“This is a critical time for moisture for the soybeans and also the corn.”Chad Willis, Willmar farmer
Minnesota corn and soybean crops are still behind schedule for this time of year, leaving some farmers worried that developing plants would be susceptible to damage if there is an early frost this fall.
Only 27 percent of the corn crop has reached the stage where kernels are filling with nutrients - far less than the 47 percent healthy corn crop that is normal for this time of year, according to the latest crop report from the U.S. Department of Agriculture.
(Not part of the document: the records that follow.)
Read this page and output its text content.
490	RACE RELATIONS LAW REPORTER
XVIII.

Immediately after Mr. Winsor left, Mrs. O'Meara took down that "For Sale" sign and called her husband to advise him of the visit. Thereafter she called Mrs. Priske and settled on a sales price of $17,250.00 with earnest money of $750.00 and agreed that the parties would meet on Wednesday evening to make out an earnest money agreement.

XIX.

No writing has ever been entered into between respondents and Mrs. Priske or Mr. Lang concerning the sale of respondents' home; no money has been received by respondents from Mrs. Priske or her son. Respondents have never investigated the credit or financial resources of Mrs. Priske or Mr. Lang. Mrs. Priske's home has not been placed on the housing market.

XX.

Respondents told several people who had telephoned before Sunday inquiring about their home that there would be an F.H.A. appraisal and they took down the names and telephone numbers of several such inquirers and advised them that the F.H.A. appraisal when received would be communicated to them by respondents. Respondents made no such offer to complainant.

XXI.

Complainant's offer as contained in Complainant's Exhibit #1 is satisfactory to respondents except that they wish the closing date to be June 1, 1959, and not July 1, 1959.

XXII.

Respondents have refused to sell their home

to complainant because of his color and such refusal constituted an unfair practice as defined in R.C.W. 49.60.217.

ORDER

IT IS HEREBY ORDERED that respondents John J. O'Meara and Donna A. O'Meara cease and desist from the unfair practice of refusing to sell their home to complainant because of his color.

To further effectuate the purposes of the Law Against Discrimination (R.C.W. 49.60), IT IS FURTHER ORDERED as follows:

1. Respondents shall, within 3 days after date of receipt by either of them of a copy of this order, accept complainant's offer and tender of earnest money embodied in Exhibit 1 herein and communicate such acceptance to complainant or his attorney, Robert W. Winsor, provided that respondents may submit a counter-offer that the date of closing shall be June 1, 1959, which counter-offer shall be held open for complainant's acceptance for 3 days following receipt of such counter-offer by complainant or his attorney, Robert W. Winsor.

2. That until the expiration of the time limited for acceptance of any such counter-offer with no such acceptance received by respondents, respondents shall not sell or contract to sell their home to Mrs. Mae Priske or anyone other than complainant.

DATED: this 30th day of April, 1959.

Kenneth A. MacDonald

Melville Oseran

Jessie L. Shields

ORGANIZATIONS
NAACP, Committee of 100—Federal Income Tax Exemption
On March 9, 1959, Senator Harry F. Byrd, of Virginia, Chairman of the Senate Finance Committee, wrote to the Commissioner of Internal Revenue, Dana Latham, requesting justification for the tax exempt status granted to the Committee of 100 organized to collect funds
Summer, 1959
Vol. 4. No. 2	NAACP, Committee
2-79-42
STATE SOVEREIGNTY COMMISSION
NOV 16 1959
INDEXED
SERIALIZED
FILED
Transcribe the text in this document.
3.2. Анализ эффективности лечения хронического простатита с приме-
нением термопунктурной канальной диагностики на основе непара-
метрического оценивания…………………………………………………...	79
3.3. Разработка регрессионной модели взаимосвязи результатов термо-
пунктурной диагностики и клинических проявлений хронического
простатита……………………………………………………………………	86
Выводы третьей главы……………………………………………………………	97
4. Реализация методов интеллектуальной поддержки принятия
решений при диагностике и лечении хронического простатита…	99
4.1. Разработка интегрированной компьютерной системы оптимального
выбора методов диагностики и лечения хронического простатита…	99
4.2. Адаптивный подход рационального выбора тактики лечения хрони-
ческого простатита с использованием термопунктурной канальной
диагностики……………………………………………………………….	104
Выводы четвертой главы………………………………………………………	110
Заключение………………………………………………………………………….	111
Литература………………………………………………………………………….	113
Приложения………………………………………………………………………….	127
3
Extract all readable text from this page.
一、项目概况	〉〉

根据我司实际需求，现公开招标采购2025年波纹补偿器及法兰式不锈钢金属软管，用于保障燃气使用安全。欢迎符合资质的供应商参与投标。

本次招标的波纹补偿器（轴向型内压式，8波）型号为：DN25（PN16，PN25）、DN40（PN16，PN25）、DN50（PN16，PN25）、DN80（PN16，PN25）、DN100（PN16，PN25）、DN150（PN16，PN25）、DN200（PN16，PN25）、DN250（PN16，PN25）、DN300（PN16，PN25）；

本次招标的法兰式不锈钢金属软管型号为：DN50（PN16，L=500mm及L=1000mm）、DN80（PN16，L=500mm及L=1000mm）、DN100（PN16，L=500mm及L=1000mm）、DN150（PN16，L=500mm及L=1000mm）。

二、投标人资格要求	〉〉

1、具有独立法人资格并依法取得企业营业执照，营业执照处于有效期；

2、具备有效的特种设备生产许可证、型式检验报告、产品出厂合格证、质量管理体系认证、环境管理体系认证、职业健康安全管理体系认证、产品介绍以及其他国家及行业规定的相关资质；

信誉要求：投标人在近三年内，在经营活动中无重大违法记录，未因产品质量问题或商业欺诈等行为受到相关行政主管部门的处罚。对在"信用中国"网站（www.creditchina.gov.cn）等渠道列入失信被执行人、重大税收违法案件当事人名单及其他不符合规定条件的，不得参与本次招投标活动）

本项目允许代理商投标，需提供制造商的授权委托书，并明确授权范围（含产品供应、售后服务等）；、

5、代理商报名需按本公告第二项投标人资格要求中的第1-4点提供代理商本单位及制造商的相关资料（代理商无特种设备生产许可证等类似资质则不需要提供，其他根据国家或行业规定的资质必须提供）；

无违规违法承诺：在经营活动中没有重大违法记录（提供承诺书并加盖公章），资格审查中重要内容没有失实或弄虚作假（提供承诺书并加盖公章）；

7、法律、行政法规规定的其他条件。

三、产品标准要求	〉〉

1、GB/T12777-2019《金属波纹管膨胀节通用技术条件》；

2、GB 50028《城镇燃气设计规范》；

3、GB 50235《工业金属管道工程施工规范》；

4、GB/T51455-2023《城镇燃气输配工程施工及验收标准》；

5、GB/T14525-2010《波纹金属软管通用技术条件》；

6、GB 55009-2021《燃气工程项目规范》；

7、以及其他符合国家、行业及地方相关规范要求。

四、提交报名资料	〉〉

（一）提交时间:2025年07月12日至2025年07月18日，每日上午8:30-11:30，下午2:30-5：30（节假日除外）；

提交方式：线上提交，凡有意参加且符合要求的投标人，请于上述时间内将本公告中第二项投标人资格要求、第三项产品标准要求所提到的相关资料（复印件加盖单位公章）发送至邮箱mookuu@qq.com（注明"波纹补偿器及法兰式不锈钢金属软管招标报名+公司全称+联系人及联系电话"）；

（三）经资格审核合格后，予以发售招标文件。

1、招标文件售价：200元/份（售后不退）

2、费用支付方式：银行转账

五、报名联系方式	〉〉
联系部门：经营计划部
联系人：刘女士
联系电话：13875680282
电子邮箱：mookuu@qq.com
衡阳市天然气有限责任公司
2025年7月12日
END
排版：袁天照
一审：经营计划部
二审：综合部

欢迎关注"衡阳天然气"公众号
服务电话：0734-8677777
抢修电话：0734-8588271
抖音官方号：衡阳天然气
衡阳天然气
That means the crops could be at risk if an unusually early freeze occurs in mid-September.
Crops playing catch-up
After a so-called spring that saw heavy snow in some fields as late as May, crops around the state have struggled all summer to catch up. A streak of rainy weather also delayed planting. A run of cool weather in July and early August also hurt development.
The warmer weather forecast for the next week, including some 90 degree temperatures, should speed crop maturity, and lessen the risk of damage from a frost a little.
But the heat is not totally beneficial, because it could lead to drier than optimal soil conditions, said Chad Willis, who farms near Willmar in central Minnesota.
"We could use a shot of rain too," Willis said. "This is a critical time for moisture for the soybeans and also the corn."
Although nothing like last year's drought, dry conditions are taking hold again in parts of Minnesota. The latest drought monitor map shows abnormally dry conditions stretching across southwest and central parts of the state. Northwest Minnesota also needs rain. And it's not just Minnesota. Dry conditions are increasing across much of the western corn belt, including Nebraska, Iowa and Illinois.
“If the temperatures remain warm, the crop could catch back up within a few days of where it should be.”Jeff Coulter, University of Minnesota agronomist
The moisture deficit is pushing up crop prices because traders are worried it will reduce the number of bushels harvested this fall, said Scott Strand a commodity advisor for Northstar Commodity in Minneapolis.
As temperature rises, so do crop prices
Both corn and soybean prices moved sharply higher today because of dry weather concerns. Corn rose more than 20 cents a bushel, or about 4 percent.
In Minnesota, the dry weather may do more good than harm because every nice day reduces the risk of significant crop damage should the state experience an early freeze.
Willis said an early spell of cold weather would cut his corn crop significantly, perhaps by 7 percent or more.
But if cold weather does not arrive until the median first frost date of Oct. 3, Willis said his crops should survive. The corn crop needs another six weeks or more to reach maturity, he said.
University of Minnesota agronomist Jeff Coulter said the state's corn crop is seven to 10 days behind schedule. He said above normal weather into September though would reduce that deficit.
"I would say that if the temperatures remain warm, the crop could catch back up within a few days of where it should be," he said.
That could make much more of the crop safe from damage should freezing temperatures come early.
But the growing dryness is also a concern. Coulter it probably hurts soybeans more than corn. But both crops need late season rains to reach their full potential.